The news of three hen harriers vanishing in as many weeks has rightly received a lot of media interest and concern (for example see here and here). History* tells us that the most likely reason is illegal persecution but, unfortunately, not everyone seems as intent on helping us and the police find out what happened.
Hay fever, summer colds, England’s search for an opening batsman to partner Alastair Cook. Some things just will not go away. It appears we can add the steady stream of Ian Botham fronted “You Forgot the Birds” press releases to that list.
When a press release (now covered in the Daily Telegraph, see here) landed on my desk yesterday announcing that England's second-highest Test wicket-taker had decided to wade into hen harrier conservation, I honestly thought it was a joke. My suspicions were raised still further when I read the release and discovered Mr Botham was offering £10,000 to anyone who could take the eggs from one of the failed Bowland hen harrier nests into an aviary, raise the chicks and release them back into the wild. These would be the eggs which had been abandoned and were no longer viable. The RSPB is committed to bringing the hen harrier back from the brink of extinction, but we’ve not yet worked out how to bring them back to life. I can only assume Mr Botham is getting a little too excited about the new Jurassic Park film and is confusing fact and fiction again.
I could go on, poking fun at some of the surreal suggestions set out (I really could, I’ve had references to Monty Python from colleagues), but I’m not going to.
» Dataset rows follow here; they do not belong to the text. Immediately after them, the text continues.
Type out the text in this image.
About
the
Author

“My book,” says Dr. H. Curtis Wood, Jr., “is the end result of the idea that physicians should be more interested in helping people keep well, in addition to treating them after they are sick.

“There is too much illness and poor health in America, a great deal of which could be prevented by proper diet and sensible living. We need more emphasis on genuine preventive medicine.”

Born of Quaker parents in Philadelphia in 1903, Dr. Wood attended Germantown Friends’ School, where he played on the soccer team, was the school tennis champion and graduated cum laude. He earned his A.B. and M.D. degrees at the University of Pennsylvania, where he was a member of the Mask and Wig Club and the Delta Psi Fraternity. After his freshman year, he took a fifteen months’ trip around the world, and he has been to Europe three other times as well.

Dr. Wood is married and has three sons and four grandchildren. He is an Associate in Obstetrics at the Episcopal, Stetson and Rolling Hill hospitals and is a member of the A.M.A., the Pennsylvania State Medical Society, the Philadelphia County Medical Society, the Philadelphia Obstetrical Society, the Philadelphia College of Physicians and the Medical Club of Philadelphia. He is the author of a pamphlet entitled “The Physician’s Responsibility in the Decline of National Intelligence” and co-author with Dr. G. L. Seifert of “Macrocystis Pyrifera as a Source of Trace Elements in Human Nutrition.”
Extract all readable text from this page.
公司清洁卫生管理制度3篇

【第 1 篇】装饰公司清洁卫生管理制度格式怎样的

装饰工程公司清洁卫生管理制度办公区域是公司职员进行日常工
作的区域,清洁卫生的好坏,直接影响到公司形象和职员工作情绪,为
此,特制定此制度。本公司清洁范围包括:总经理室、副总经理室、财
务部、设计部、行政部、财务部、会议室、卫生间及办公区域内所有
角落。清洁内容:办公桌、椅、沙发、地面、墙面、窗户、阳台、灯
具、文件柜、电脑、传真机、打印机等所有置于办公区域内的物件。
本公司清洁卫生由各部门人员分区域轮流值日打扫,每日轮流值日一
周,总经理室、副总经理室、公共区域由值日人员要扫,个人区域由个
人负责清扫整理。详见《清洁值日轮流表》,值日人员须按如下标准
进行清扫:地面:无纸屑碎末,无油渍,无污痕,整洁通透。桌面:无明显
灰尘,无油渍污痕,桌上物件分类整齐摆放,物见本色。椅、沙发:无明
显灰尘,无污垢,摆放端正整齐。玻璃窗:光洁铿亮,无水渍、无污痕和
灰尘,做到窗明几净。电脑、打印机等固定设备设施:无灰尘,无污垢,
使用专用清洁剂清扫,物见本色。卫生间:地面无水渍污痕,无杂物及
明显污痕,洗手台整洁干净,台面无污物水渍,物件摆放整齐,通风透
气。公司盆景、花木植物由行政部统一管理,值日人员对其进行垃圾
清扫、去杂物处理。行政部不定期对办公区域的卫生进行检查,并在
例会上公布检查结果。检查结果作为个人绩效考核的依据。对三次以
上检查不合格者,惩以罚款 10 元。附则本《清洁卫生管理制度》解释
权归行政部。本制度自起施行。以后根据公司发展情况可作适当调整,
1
It would be wrong to make light of what is in reality a very serious issue – hen harriers remain on the brink of extinction as a breeding species in England and three birds have disappeared from their last stronghold in a matter of weeks.
Nor am I going to go through and offer yet another point by point rebuttal of why brood management scheme isn’t justified on legal, moral or conservation grounds. I’ve done that plenty of times before (see here, here and here).
Instead I’m going to respond to one of Mr Botham’s points and one point only. I try to respond rationally to almost every situation and, away from sport, I’m not given to spasms of emotion. But the statement from Mr Botham that the RSPB are “rubbish at conservation” is just egregiously wrong.
At the end of last year, I was delighted to report on a huge range of RSPB achievements on and off our nature reserves (see here). These are not the achievements of a "rubbish" organisation. To come out with such offensive, ill-informed comments as that, I can only assume Mr Botham has never met any of the staff and volunteers I am honoured to work with. Indeed, my offer to show Ian Botham the work we do on and off our reserves has yet to be accepted.
One final thought. Buried at the bottom of the list of editor’s notes in the press release is this gem – “The You Forgot The Birds Campaign is funded by the British grouse industry”. Now many of us may have suspected this, but I don’t think they’ve claimed this in public before and who knows if they really do represent the whole industry.
It’s also interesting to note grouse shooting being referred to as an ‘industry. In many ways this seems right – after all, on some intensive grouse moors of northern England and southern and eastern Scotland, red grouse are produced on an industrial scale for shooting. Yet, any industry's licence to operate is in part dependent on social and environmental impact. This is why I have repeatedly said that the industry representatives should have a zero tolerance of illegal killing of birds of prey and do more to restore our uplands. Standards of social responsibility and delivering for the public good are concepts which seem notably absent from the You Forgot the Birds rhetoric.
The cause of hen harrier’s continued rarity and the solution to tackle this is clear. The RSPB will continue to focus on ending illegal persecution, rather than Ian Botham's dubiously legal nest-interference scheme based on half-truths and prejudices.
*Male hen harriers disappearing while part of an active nesting attempt is exceptionally unusual in most habitats. A 2008 Natural England report “A Future for the Hen Harrier in England?”, found that it was almost never recorded in most habitats, while nearly 70% of nesting attempts which failed on grouse moors, did so because an adult disappeared (see figure 4 on page 14). Government-commissioned research (here) has shown that the English uplands could support more than 300 pairs of hen harriers. The authors conclude that persecution, associated with the practice of managing moors for driven grouse shooting, is to blame for the harrier’s plight. What's more, Natural England has previously stated that there is compelling evidence that persecution, both during and following the breeding season, continues to limit hen harrier recovery in England.
Alex - thanks for your thoughtful comment. Our position, agreed by our Council, is that we would only consider experimental trial of brood management scheme once there has been a conservation recovery of the species.